La camioneta en la que tuve el accidente el año pasado sigue en el taller de reparación. Si, desde aquella vez, la pobre se la pasó arrumbada prácticamente un año en el terreno casi baldío de un buen amigo de mi padre, que dedica su vida a aquello del laminado y pintura, cuya costumbre era prometer cada semana que quedaría lista pronto. Hace poco mi padre decidió no creer más en la promesa y acertó en retirar la camioneta para llevarla con alguien más. Ese alguien más, en menos de una semana, ha avanzado bastante. Tanto que la camioneta ya está lista para entregarse, claro, después de resolver unos cuantos detallitos: encontrar el módulo de control electrónico de motor, el acumulador, un cristal para puerta derecho y el catalizador, partes que el buen amigo de mi padre se encargó de “tomar sin permiso” para venderlas. Aunque, bueno, ese buen amigo de mi padre dirá que solo las prestó.
Los viejos me abruman. Esa falta de entereza disfrazada de prudencia o aquello que le llaman “sabiduría que solo el tiempo y los golpes dan” da risa. Los viejos que conozco me abruman.
Y ya. Llegó. Justo el día de hoy cumplo un año más llegando a la temible cuenta de 24. Ahora que ya le estoy perdiendo un poco el miedo a la edad, decidí proponerme algunas tareas a lograr durante este año, objetivos con los que me siento comprometido a cumplir.
Ejercer esa carrera como comunicador gráfico que soy. Ajá. Es algo que he estado intentando los pasados días. El problema aquí es que ya tengo un empleo que absorbe gran parte del tiempo que tengo y no puedo abandonarlo por completo, así que el mundo del freelancerismo será la opción.
Vivir solo. O sea, fuera de casa de mis padres. Ya va siendo hora, creo yo.
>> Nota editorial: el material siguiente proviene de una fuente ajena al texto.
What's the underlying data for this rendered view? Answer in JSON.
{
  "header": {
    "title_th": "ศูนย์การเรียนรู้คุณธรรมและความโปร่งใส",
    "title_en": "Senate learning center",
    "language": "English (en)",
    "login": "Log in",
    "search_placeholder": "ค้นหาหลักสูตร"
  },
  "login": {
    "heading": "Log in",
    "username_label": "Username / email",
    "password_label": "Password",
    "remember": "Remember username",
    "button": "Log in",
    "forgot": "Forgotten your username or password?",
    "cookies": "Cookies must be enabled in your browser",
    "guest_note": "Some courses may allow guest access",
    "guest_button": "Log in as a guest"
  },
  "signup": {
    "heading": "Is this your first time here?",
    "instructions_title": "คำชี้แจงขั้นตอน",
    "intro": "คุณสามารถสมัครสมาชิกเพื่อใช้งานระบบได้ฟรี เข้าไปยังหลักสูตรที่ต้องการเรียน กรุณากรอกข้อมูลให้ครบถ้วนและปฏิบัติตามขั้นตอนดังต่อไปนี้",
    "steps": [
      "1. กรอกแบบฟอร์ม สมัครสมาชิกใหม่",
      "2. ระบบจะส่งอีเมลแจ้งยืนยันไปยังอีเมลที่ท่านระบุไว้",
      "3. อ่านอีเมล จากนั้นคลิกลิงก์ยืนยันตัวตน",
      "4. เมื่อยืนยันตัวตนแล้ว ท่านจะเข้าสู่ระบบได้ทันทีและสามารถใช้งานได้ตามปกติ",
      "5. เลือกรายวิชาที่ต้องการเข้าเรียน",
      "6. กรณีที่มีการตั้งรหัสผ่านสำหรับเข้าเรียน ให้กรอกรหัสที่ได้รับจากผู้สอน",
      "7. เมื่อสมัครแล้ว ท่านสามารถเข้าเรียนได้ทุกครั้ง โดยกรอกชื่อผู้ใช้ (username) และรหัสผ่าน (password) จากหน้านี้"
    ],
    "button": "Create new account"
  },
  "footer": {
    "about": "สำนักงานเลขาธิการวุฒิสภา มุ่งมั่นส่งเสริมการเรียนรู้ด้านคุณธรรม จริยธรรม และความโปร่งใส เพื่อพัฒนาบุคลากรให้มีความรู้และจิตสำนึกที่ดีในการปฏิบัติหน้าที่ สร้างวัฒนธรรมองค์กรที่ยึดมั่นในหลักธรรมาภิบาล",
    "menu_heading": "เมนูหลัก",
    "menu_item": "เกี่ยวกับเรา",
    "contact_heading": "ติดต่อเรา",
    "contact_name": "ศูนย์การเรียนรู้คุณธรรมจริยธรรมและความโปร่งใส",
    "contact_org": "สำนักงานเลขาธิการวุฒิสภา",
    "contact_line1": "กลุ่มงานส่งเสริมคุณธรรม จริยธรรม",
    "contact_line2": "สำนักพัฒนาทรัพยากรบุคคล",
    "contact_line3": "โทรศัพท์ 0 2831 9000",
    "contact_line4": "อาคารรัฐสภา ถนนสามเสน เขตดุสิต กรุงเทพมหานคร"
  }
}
Logrando mi primer propósito este segundo será muy fácil.
Lanzar cualquiera de los proyectos dospuntocerosos que tengo en mente. El problema aquí es que no nací para programar así que muchas de las cosas que me llegan a la mente se quedan ahí. Mi poco conocimiento en programación se suma a mi poca costumbre de trabajar en equipo, eso, junto a que los “proyectos” (palabra muy emprendedora, por cierto) son bastante demandantes, por así decirlo. Siempre trato de comenzar por la parte difícil de los retos, quizá en este haga lo contrario y vaya por algo más sencillo y fácil de lograr.
Un peinado como el de Jon Bon Jovi. ¿Porqué me ven así de feo?
Licencia para conducir. Pues, si. Presentarme tempranito en las oficinas de Vialidad, pagar, hacer el exámen y ya. Me veré bien en la licencia si para esos días ya llevo el peinado de Bon Jovi.
Película cara, cámaras, cosas de foto. Conseguir equipo digital, divertirme más con lo que ya tengo análogo (sobre todo, Polaroid) y mezclarme entre la comunidad artística de la ciudad. Exposiciones, talvez. Participar en medios impresos, quizá. Cursos y talleres (en lo que cobran), seguramente.
Es lo mejor que se me ocurre, por ahora. Trataré de tener presente esta lista a partir de hoy y hasta el 7 de Octubre del 2010. Iré tachando los objetivos que me cumpla, agregando detalles, no sé. Mientras tanto, feliz cumpleaños a mí.